Cinzia racconta la sua storia d’infanzia e il complesso rapporto con il padre, ex eroinomane, e la realtà della tossicodipendenza. Come dice ai nostri microfoni «ho voluto raccontare la storia di lui e della sua generazione con gli occhi di una figlia che all’epoca aveva otto o nove anni, una bambina senza giudizio, senza retorica e anche senza rabbia». Nel suo assolo Cinzia racconta gli aspetti più complessi di questo rapporto che come dice «è un rapporto a tre tra il padre, la figlia, e la sostanza, l’eroina». La protagonista è idealmente accompagnata da altre figure di donne, donne fondamentali della famiglia dell’autrice presentate come piccoli animaletti che attraverso il gioco si manifestano colonne sicure e presenti nella vita di Sara/Cinzia. La voce, le azioni e i personaggi interiori della protagonista prendono vita nella sua identità di bambina e cercano di raccontare nel ricordo, preservandosi da patetismi o giudizi di circostanza, la visiva storia di una famiglia che come tante sopravviveva alla tossicodipendenza, alla disillusione e alle ferite politiche degli anni Ottanta.

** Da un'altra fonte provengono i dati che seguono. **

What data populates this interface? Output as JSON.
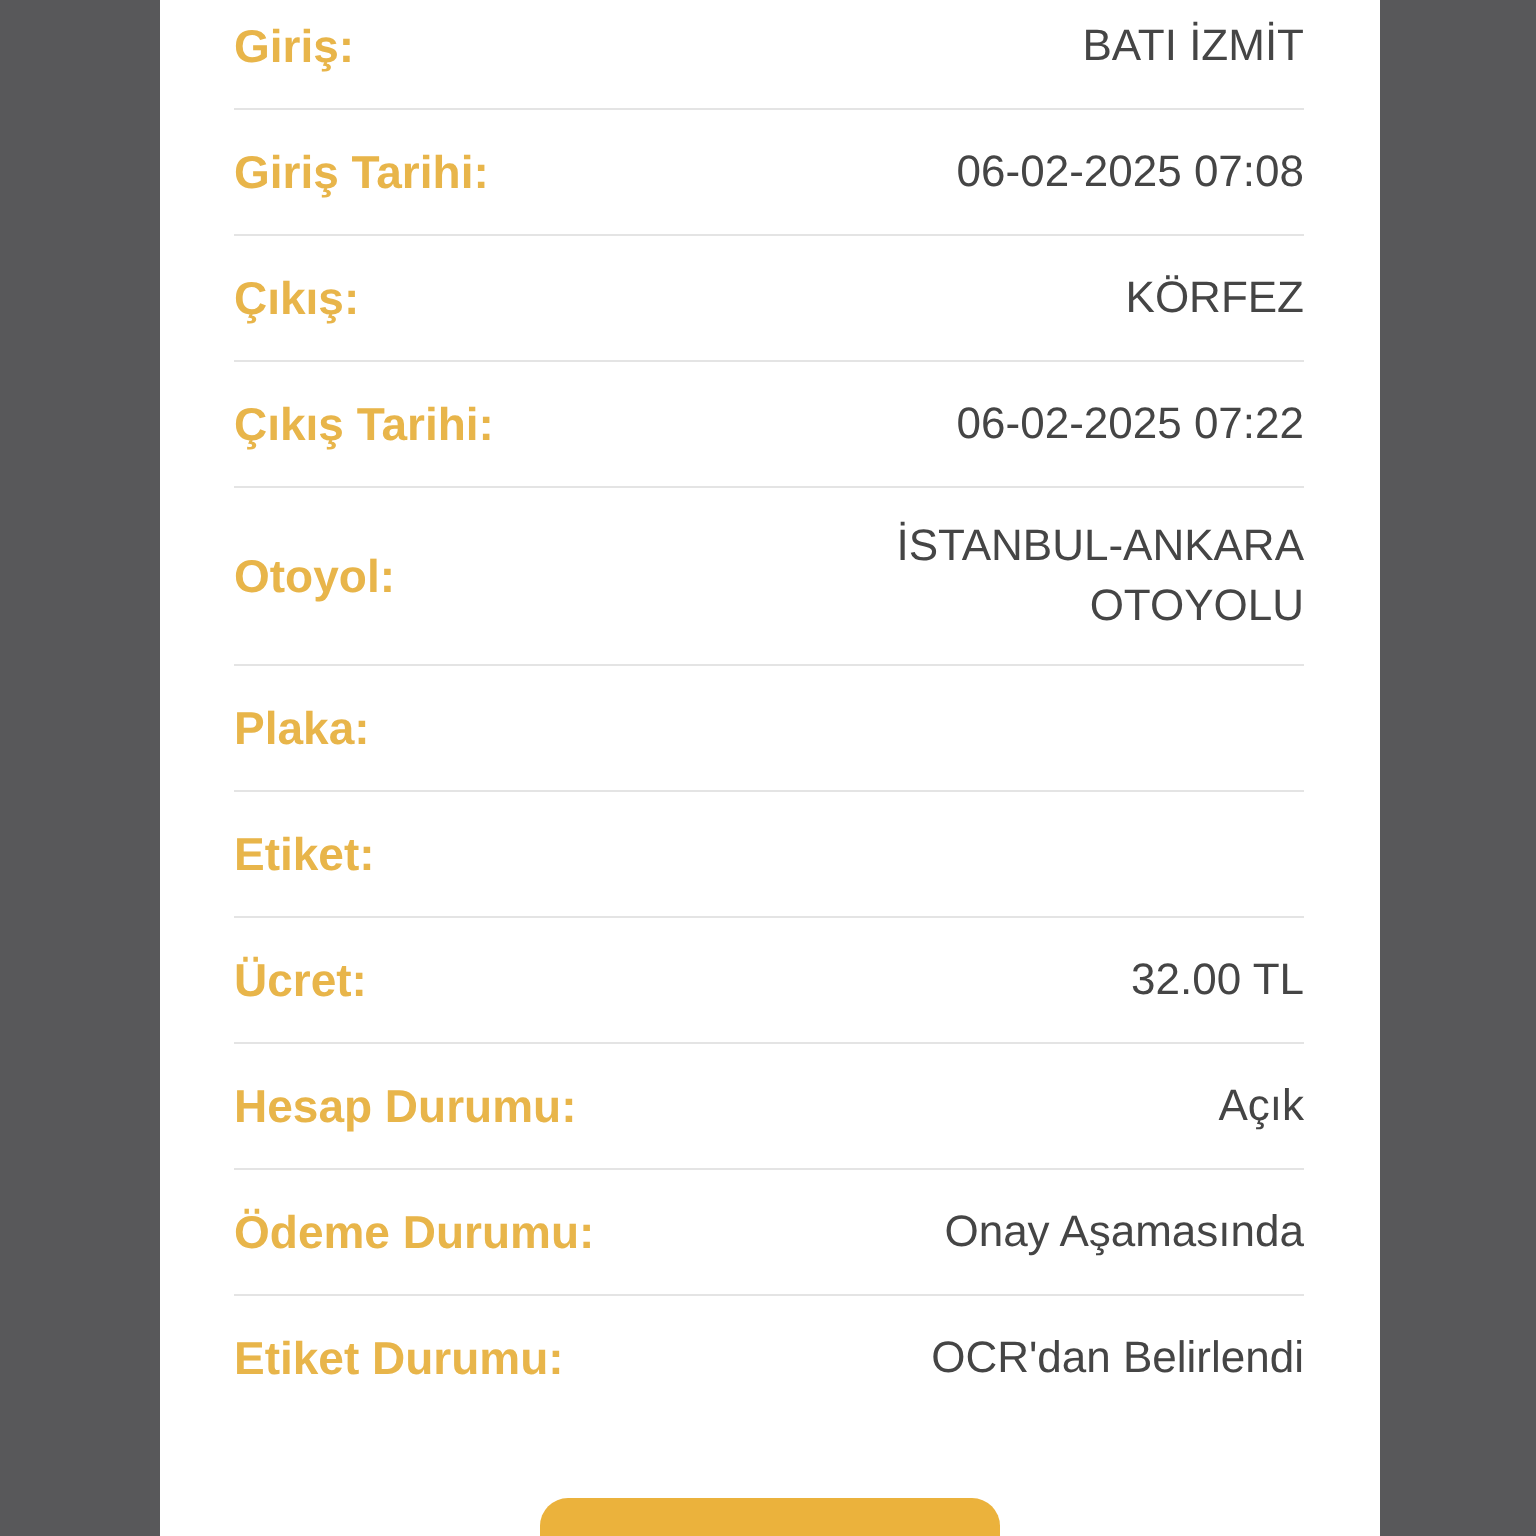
{
  "details": [
    {
      "label": "Giriş:",
      "value": "BATI İZMİT"
    },
    {
      "label": "Giriş Tarihi:",
      "value": "06-02-2025 07:08"
    },
    {
      "label": "Çıkış:",
      "value": "KÖRFEZ"
    },
    {
      "label": "Çıkış Tarihi:",
      "value": "06-02-2025 07:22"
    },
    {
      "label": "Otoyol:",
      "value": "İSTANBUL-ANKARA OTOYOLU"
    },
    {
      "label": "Plaka:"
    },
    {
      "label": "Etiket:"
    },
    {
      "label": "Ücret:",
      "value": "32.00 TL"
    },
    {
      "label": "Hesap Durumu:",
      "value": "Açık"
    },
    {
      "label": "Ödeme Durumu:",
      "value": "Onay Aşamasında"
    },
    {
      "label": "Etiket Durumu:",
      "value": "OCR'dan Belirlendi"
    }
  ]
}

Una scrittura che procede per frammenti, per fotogrammi di memoria che zampillano dai luoghi, dagli eventi e anche dagli odori. Lo spettacolo è infatti multi sensoriale e vuole coinvolgere l’aspetto olfattivo. L’autrice per avvicinare e creare un’esperienza sinestetica con il ricordo, ha lavorato con un maestro profumiere e come ci spiega «ho raccontato questi odori di cinque case e lui è riuscito a realizzare cinque essenze, ispirandosi alle mie parole» odori dati come foglio di sala al pubblico, piccoli pezzi di carte da portare a casa come una parte dello spettacolo.

Lo spettacolo ha vinto quest’anno il Primo Premio e il Premio della Critica del Festival Voci dell’anima 2021 ed è nella Selezione Visionari 2020 del Kilowatt Festival.